Roku (NASDAQ:ROKU) has been a standout performer in 2019, as the stock had soared more than 234% going into its second-quarter earnings report. The company's better-than expected results sent shares even higher, up more than 20% on the day following Roku's financial release.

Revenue grew to $250 million, up 59% year over year, easily topping the high end of managements guidance and analysts' consensus estimates, as both peaked at about $225 million. Even more unexpected was the acceleration from the 57% growth in the prior-year quarter. The bottom-line results were also surprising, with a loss per share of $0.08, far better than expectations for a loss of $0.22.

Management provided a wealth of valuable information to shareholders on the conference call to discuss the results. Here are a few of the most important takeaways.

A connected TV showing viewing options and apps

Image source: Getty Images.

1. Milestones

Roku CEO Anthony Wood laid out a couple of important benchmarks the company achieved during the quarter.

First, active accounts surpassed 30 million. Taken without context, that number would be impressive itself. However, Wood revealed that Roku "reached one in five U.S. households, and our domestic scale rivals the biggest [multichannel video programming distributors]." Now that the company has the same reach as the largest cable and satellite providers, Roku devices are being used by about 20% of the domestic population.

Second, each of the company's viewers is becoming more lucrative.

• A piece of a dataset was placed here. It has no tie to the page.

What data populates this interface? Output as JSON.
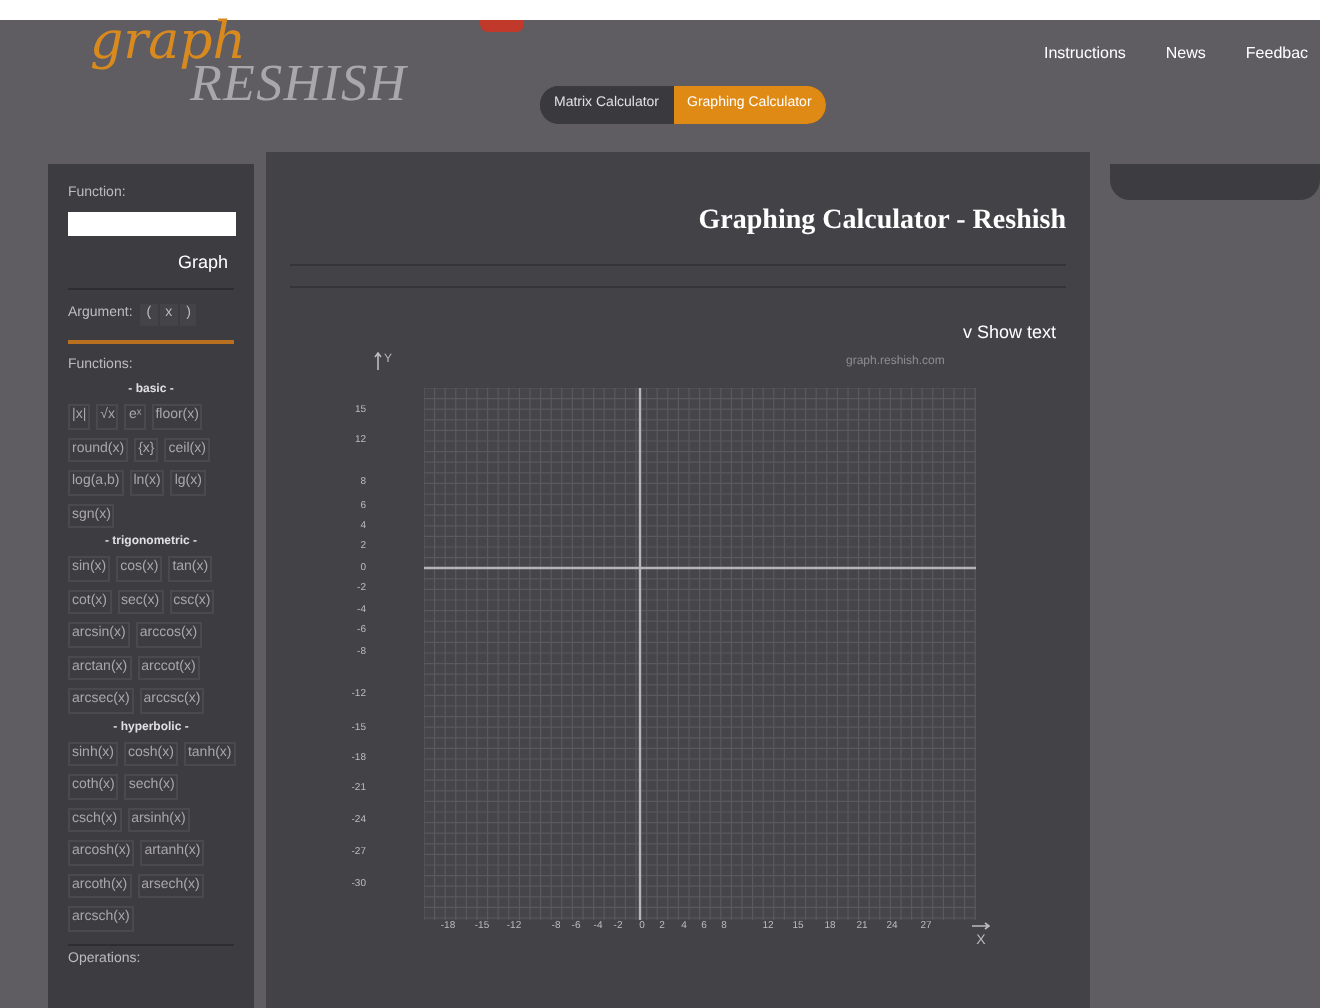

Average revenue per user (ARPU) is soaring, topping $20 on a trailing-12-month basis. To put this into context, ARPU has expanded 88% in the two years since Roku went public.

2. Advertising is a massive and growing opportunity

While many investors are aware of Roku's signature streaming devices, many may not know that the company now makes the bulk of its revenue from advertising. Not only does Roku use its platform to offer access to programming from other sources, it also provides consumers with The Roku Channel, its homegrown ad-supported streaming service (which is also available online and via iOS and Android devices).

All this adds up to a host of opportunities to place advertising in front of viewers. Roku doesn't break out what it makes from ads, but Wood said, "Roku monetized video ad impressions, once again more than doubled year over year, and we expect that trend to continue throughout 2019."

Last year, Roku's total revenue topped $742 million, and eMarketer estimates that more than $293 million of that total came from advertising, an increase of 93% year over year. That number is expected to exceed $476 million in 2019, up 62%, making Roku one of the leading over-the-top advertising sellers in the country. 

Because Roku sports more than 30 million active accounts and a growing body of information about what its viewers watch, the company provides advertisers with a high degree of confidence that they're reaching the right consumers with their ads.

As advertising budgets continue to migrate from traditional TV to ad-supported streaming, Roku is perfectly positioned to continue to benefit from the trend.

A TV showing The Roku Channel, as well as premium streaming subscriptions available including HBO and Starz.

Image source: Roku.

3. A growing base of Roku-powered devices

Roku streaming devices are its flagship product, but the company reaches a large and growing swath of consumers via connected TVs. While many manufacturers use a modified mobile app as the basis for their connected TV operating system (OS), Roku designed one specifically for the task, and a growing number of TV manufacturers are using the Roku OS in their connected TVs -- rather than having to develop and maintain one in-house.

That strategy was brilliant and is reaping huge dividends. As Wood said, "One in three smart TVs sold in the U.S. are Roku TVs." This gives the company not only additional eyeballs for its advertising, but increases its treasure trove of data, which helps make the ads more relevant to the viewers who are seeing them.